Create a Structure for your map.

Procedure

  1. Switch to the Mapping perspective and navigate to Data Mapper > Hierarchical Mapper.
  2. Right-click Structures and select Menu > New Structure.
  3. Select Import a structure definition.
  4. Select CSV.
  5. Specify the file that contains the input records in the Local file field. In this example, use raw.txt.
  6. Enter the name of the structure and click Finish to create the schema based on the input file.

Creating the Big Data Batch Job

After you have created a Hadoop Cluster and a Structure, design the Big Data Batch Job including the tHDFSConfiguration, tHMapInput, and tLogRow components.

Procedure

  1. Switch to the Integration perspectice and navigate to Repository > Job Designs.
  2. Right-click Big Data Batch and select Create Big Data Batch Job.
  3. Provide the necessary details to create the Job.
  4. Drag the Hadoop Cluster metadata you created into the Job Design and select the tHDFSConfiguration component.
  5. Add thMapInput and tLogRow and connect these using Row > Main connection.
    1. Enter OUTPUT, when prompted for the output name.
  6. Select tHMapInput to open the Basic Settings tab.
    1. Mark the Define a storage configuration component check box and select the tHDFSConfiguration component as the chosen storage.
    2. Specify the input file in the Input field.
    3. Select Configure Component and choose the structure you created earlier.
    4. Select Flat from the Input Representation dropdown menu.
    5. Click Next and add the input file in the Sample from File System field.

Testing the Map and running the Job

Test the Map that is automatically created and generated with the Talend Data Mapper Structure.

Procedure

  1. Open the map and drag the elements that you wish to be included in the Output.
  2. Click Test Run.
  3. Go back to the Big Data Batch Job.
  4. Click Run to execute it.

Troubleshooting

If you encounter errors while performing the sample scenario, take a look at some solutions to help you successfully run the Job.

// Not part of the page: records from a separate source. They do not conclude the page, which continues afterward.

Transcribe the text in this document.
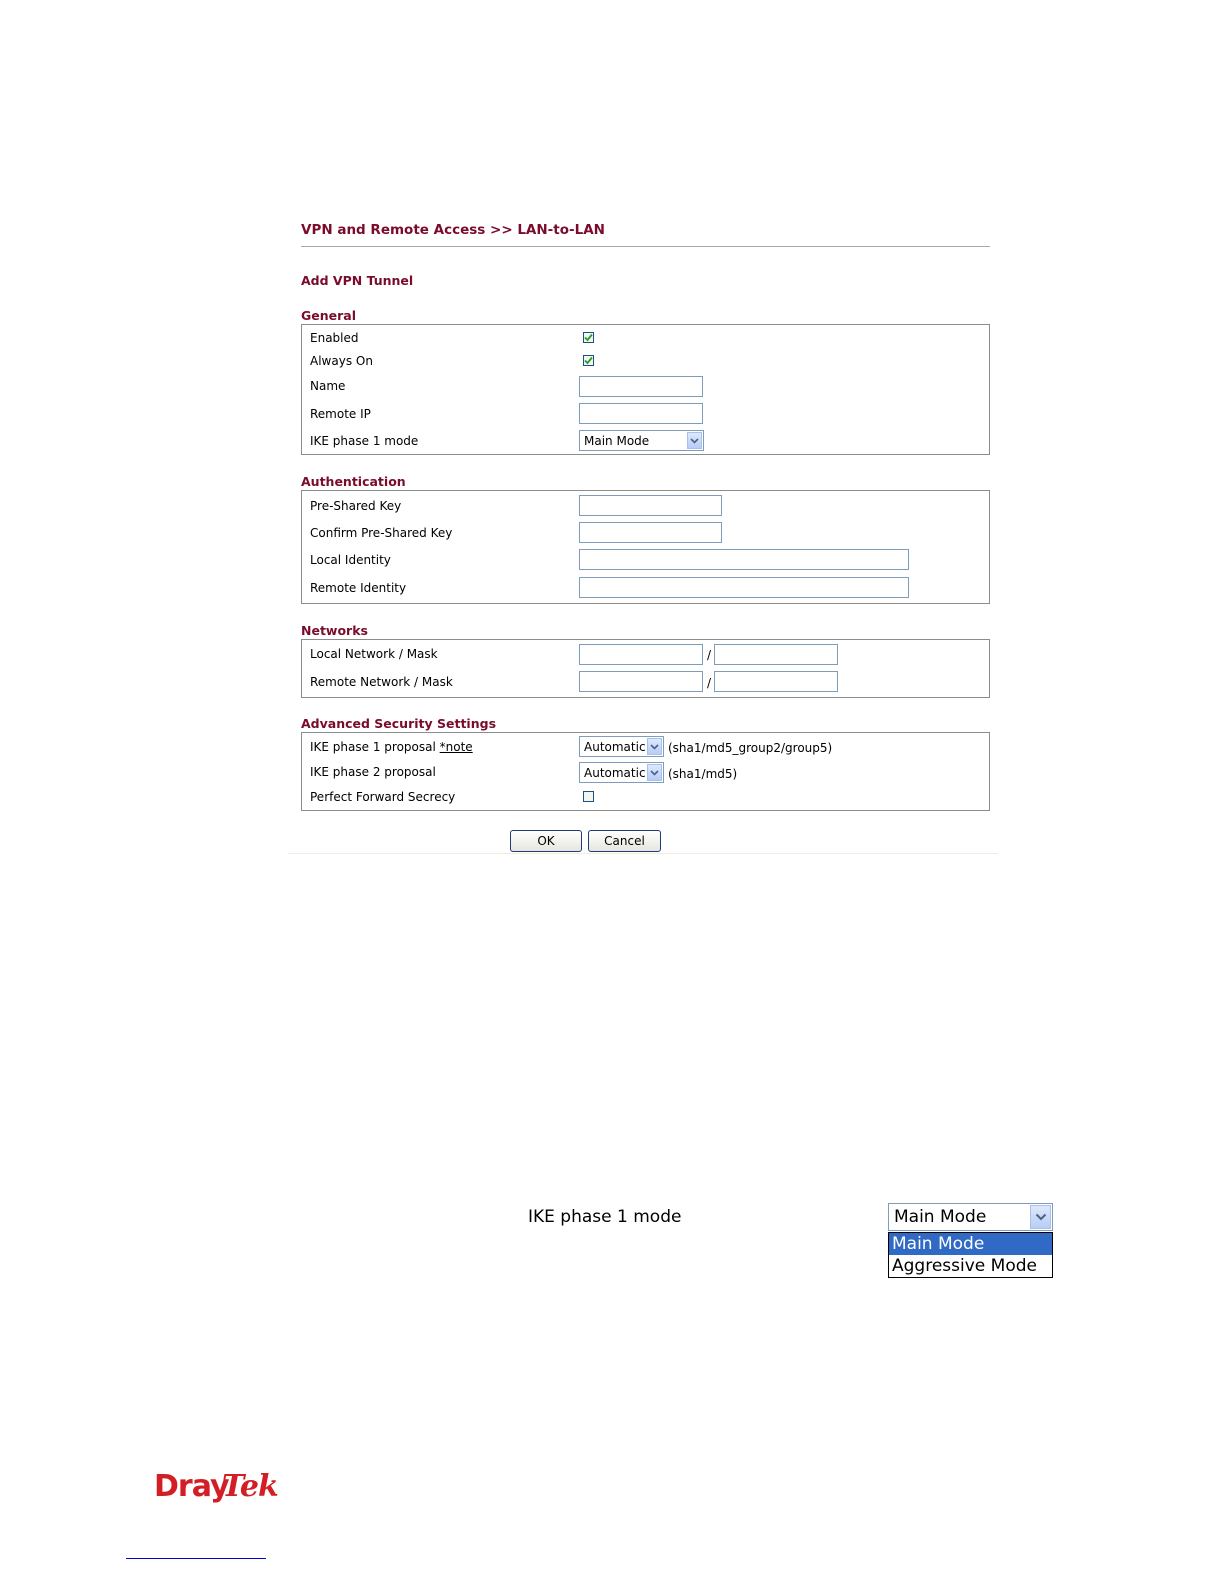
VPN and Remote Access >> LAN-to-LAN
Add VPN Tunnel
General
Enabled
Always On
Name
Remote IP
IKE phase 1 mode	Main Mode
Authentication
Pre-Shared Key
Confirm Pre-Shared Key
Local Identity
Remote Identity
Networks
Local Network / Mask	/
Remote Network / Mask	/
Advanced Security Settings
IKE phase 1 proposal *note	Automatic (sha1/md5_group2/group5)
IKE phase 2 proposal	Automatic (sha1/md5)
Perfect Forward Secrecy
OK	Cancel
IKE phase 1 mode	Main Mode
Main Mode
Aggressive Mode
Dray
Tek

  • Incorrect Cloudera setup: Cloudera may have set up your cluster with their internal Fully Qualified Domain Names (FQDN). If this is the case, then you may need to make an addition to your hosts file to prevent connection issues.

    To do this, navigate to C:\\Windows\System32\drivers\etc and then open the Hosts file as an Administrator. Then add your cluster's external IP address and your internal FQDN. Save the file.

    This should prompt Cloudera to use the internal FQDN.

  • Common error in any Big Data Batch Job: If you are connecting to a Hadoop Cluster that is located in a different server as your Talend Studio, then ignore the following error:
    The error simply locates winutils to run the Spark workers locally. To get rid of this error, download and extract winutils. Set your Hadoop home directory to the location where you extracted it.